Occhi puntati sul Renminbi

A cura di John J. Hardy, Head of Forex Strategy di Saxo Bank
La scorsa settimana la Bank of Japan ha dato una consistente scossa al mercato. Non solo ha ampliato il programma di acquisti meno del previsto, ha inoltre ritardato le proprie previsioni per il raggiungimento dell’obiettivo di inflazione del 2 per cento. Lo yen ha reagito portando USDJPY su un nuovo minimo dell’ultimo anno e mezzo, dopo aver incassato la sua più grande perdita giornaliera dai tempi della crisi finanziaria. Con questa mossa, la BoJ sembra aver comunicato al mercato che le banche centrali abbiano ormai tirato troppo la corda ed esaurito gli strumenti a disposizione – i tassi negativi sembrano controproducenti e il programma di acquisti previsto dal QQE ha fisicamente raggiunto i propri limiti.
Venerdì scorso, l’euro ha chiuso contro il dollaro sui suoi massimi di fine settimana da gennaio 2015, sull’idea che la BCE si trovi sostanzialmente nella stessa situazione della BoJ – rifugiandosi su massicci acquisti di titoli e tassi negativi, senza ottenere alcun indebolimento della moneta che protegga da rischi deflazionari.
Nel frattempo, la Fed ha mantenuto la linea da colomba di marzo: ha infatti annunciato di preferire il rischio di un’economia americana eccessivamente stimolata, piuttosto che correre il rischio di destabilizzare l’economia mondiale con la minaccia di ulteriori rialzi dei tassi e di un conseguente rafforzamento del dollaro USA.
Gran parte del rischio di destabilizzazione è concentrato piuttosto sulla Cina, dove la minaccia di violente svalutazioni valutarie nei confronti del dollaro hanno mandato in tilt i mercati per ben due volte nel corso degli ultimi 9 mesi. La debolezza dell’economia statunitense del primo trimestre è stata allora la sua fortuna.
Proprio contro il debole biglietto verde, il renminbi si è relativamente rinforzato, sebbene quest’anno rimanga decisamente più debole rispetto alle altre valute, specialmente in Asia. Il ringgit malese, ad esempio, è salito di quasi il 10% contro il renminbi, circa la stessa forza vista nello yen giapponese: le colombe americane sembrano aver portato grande sollievo a quasi tutte le valute dei mercati emergenti, ad esclusione proprio del renminbi.

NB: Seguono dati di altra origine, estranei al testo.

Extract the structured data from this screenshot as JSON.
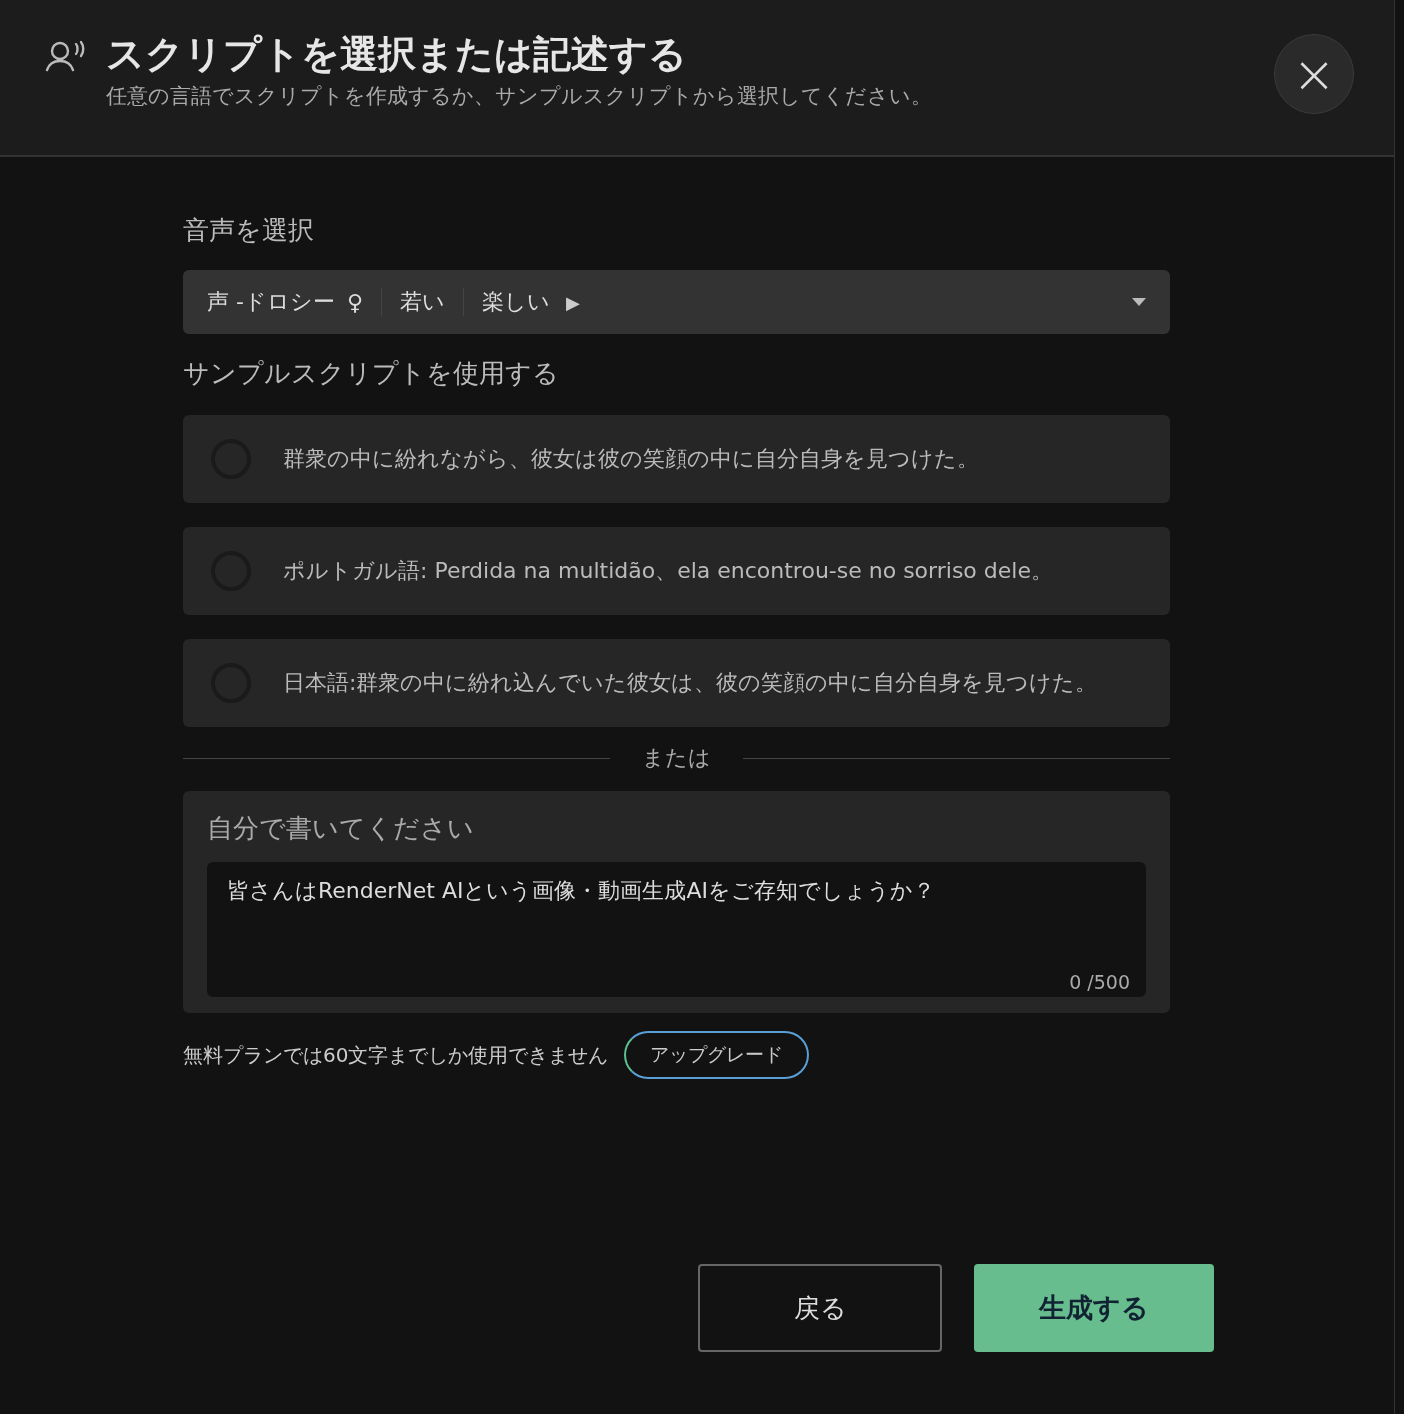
{
  "header": {
    "title": "スクリプトを選択または記述する",
    "subtitle": "任意の言語でスクリプトを作成するか、サンプルスクリプトから選択してください。",
    "close": "×"
  },
  "voice": {
    "label": "音声を選択",
    "name": "声 -ドロシー",
    "gender": "♀",
    "tags": [
      "若い",
      "楽しい"
    ],
    "play": "▶"
  },
  "samples": {
    "label": "サンプルスクリプトを使用する",
    "options": [
      {
        "text": "群衆の中に紛れながら、彼女は彼の笑顔の中に自分自身を見つけた。",
        "selected": false
      },
      {
        "text": "ポルトガル語: Perdida na multidão、ela encontrou-se no sorriso dele。",
        "selected": false
      },
      {
        "text": "日本語:群衆の中に紛れ込んでいた彼女は、彼の笑顔の中に自分自身を見つけた。",
        "selected": false
      }
    ]
  },
  "divider": "または",
  "write": {
    "label": "自分で書いてください",
    "placeholder": "皆さんはRenderNet AIという画像・動画生成AIをご存知でしょうか？",
    "counter": "0 /500"
  },
  "limit": {
    "text": "無料プランでは60文字までしか使用できません",
    "upgrade": "アップグレード"
  },
  "buttons": {
    "back": "戻る",
    "generate": "生成する"
  }
}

Sul fronte politico, tuttavia, piuttosto che sfruttare il più ampio respiro per apportare qualche aggiustamento strutturale per cercare di correggere lo spaventoso accumulo di debito, la Cina continua a puntare sui suoi vecchi metodi per stimolare la crescita del PIL: nuove e massicce iniezioni di credito nell’economia. Le stime dell’Australiana Macquarie Bank parlano del 350% del PIL, cui corrisponde un’accelerazione del rapporto debito/PIL senza precedenti: +100% dal 2008, proveniente per la maggior parte da imprese statali. Si tratta di circa 35 mila miliardi di dollari USA; con un’ipotesi standard che nel ciclo del credito il 10% diventi non performante, la Cina si troverebbe ad avere 3,5 miliardi USD di sofferenze tra le proprie riserve valutare.
Le imponenti iniezioni di liquidità nel sistema mettono sempre più sotto pressione il renminbi, che merita tutta la nostra attenzione per i prossimi mesi grazie alla combinazione degli effetti provenienti dall’atteggiamento da colomba del FOMC e dal tema dell’inutilità degli strumenti di politica monetaria di BCE e BoJ.